17.1. Sexual Reproduction Flashcards
Sexual reproduction…
Offspring are produced from two genetically different parents.
Why sexual reproduction…
Costs:
- Invest in and maintain the molecular machinery used to do sexual reproduction.
- There is a need to find a mating partner.
- Decreased reproductive capacity (compared to bacteria, who can exponentially increase).
Benefits:
- High genetic variability helps a species to adapt to environmental changes (aiding evolution).
- Brings together advantageous alleles.
- Paired chromosomes allow deleterious mutations to be masked.
Sex determination…
Genetic process, determined by X and Y chromosomes.
The SRY (sex-determining region Y) is a key gene on the Y chromosome that encodes for a transcription factor that induces male testicular development.
Induces expression of the Sox9 transcription factor that drives male development.
XX male: De la Chapelle syndrome. Male develops a female phenotype.
XY gonadal dysgenesis / Swyer syndrome. Female develops a male phenotype.
Environmental sex determination…
Turtle genders are determined based on the temperature.
At higher temperatures, more females are produced.
Diplontic…
Meiosis to produce the gametes.
Fertilisation produces a diploid zygote.
From this, a multicellular organism develops.
Haplontic…
Fertilisation of gametes produces a diploid zygote.
This immediately undergoes meiosis to produce haploid spores.
These haploid spores give rise to a haploid organism.
Alternation of generations…
Used by plants (i.e. fern).
Involves two multicellular stages.
After fertilisation, the zygote produces the phorophyte, the first multicellular stage.
Cells within this undergo meiosis to produce haploid spores, which give rise to a second multicellular stage.
Meiosis I…
Chromatin in the nucleus condenses (chromosomes are visible under a light microscope).
Synapsis aligns homolog and chromosomes condense further (involves homologous chromosomes pairing by adhesion along their lengths).
The chromosomes continue to coil and become shorter. Crossing over occurs which results in a transfer of genetic material. The nuclear membrane also breaks down.
The homologous pairs line up on the metaphase plate.
Homologous chromosomes move to opposite poles of the cell.
The chromosomes gather into nuclei and the original cell divides.
Meiosis II…
The chromosomes condense again.
The centromeres of the paired chromatids line up along the metaphase plate of each cell.
The chromatids finally separate, becoming chromosomes, which are pulled to opposite sides.
Each new cell has a different genetic makeup, due to crossing over in meiosis I.
The chromosomes gather into nuclei again, and the cells divide.
Each of the four cells have a nucleus with a haploid number of chromosomes.
Meiosis and Mendelian inheritance…
Meiosis explains Mendel’s law of inheritance.

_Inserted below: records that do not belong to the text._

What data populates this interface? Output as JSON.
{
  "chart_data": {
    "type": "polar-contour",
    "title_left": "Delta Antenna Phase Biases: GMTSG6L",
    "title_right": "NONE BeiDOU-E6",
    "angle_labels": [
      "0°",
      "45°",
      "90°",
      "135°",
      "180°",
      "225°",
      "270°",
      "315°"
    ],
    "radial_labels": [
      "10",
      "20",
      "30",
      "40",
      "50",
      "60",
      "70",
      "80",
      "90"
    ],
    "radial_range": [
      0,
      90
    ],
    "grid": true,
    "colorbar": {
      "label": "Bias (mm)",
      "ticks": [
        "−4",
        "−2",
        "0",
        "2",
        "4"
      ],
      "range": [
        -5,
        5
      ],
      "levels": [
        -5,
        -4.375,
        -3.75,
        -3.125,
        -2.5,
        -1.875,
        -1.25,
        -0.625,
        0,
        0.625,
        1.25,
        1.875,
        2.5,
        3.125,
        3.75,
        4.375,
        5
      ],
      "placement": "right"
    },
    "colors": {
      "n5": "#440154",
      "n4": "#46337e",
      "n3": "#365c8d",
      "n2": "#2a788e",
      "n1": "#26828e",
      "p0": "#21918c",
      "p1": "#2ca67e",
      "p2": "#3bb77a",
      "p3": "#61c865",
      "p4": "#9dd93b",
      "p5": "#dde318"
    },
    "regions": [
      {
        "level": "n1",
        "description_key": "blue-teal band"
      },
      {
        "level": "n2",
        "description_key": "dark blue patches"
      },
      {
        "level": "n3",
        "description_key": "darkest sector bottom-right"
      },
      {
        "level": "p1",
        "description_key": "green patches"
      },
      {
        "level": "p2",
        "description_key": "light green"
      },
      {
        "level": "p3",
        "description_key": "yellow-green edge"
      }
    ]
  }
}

The homologous chromosomes line up at the metaphase plate in random orientations and segregate independently of each other, explaining the law of independent assortment.
Genes that are located on the same chromosome do not follow the law of independent assortment, as they are linked.
However, absolute linkage between two genes on the same chromosome is rarely observed.
Chromatid exchange…
During meiosis I, when homologous chromosomes are aligned, chromosomes frequently exchange parts of their DNA.
This is called crossing over and leads to recombinant chromatids that contain a mix of DNA from both homologues.
Crossing over further increases genetic variation of the gametes.
Crossing over…
Crossing over results in incomplete linkage of genes on the same chromosome, which means that alleles on the same chromosome are not always inherited together.
This results in offspring with recombinant phenotypes.
We can calculate the recombinant frequency (number of recombinant offspring / total number of offspring).
Genetic maps…
Allow us to understand which genes are located together on chromosomes.
Allow us to roughly locate them on chromosomes.
This is now not used, as modern sequence technologies allow us to pinpoint genes in DNA.
X-linked inheritance…
Does not follow the usual Mendellian inheritance rules.
Males are hemizygous for genes on the X chromosome (one copy).
Females inherit one X chromosome from each parent, therefore they have both genes on the X chromosome.
The inheritance of colour blindness occurs like this:
- As females have two copies of the X chromosome, they may be carriers and do not know.
- As males have one copy, they are homozygous and will be colour blind.
Aneuploidy…
An abnormal number of chromosomes in an organism.
Can arise due to nondisjunction (failure to separate homologous chromosomes during meiosis).
Autosomal chromosome aneuploidy:
- Down syndrome (trisomy of chromosome 21).
- Edwards syndrome (trisomy of chromosome 18).
- Patau syndrome (trisomy of chromosome 13).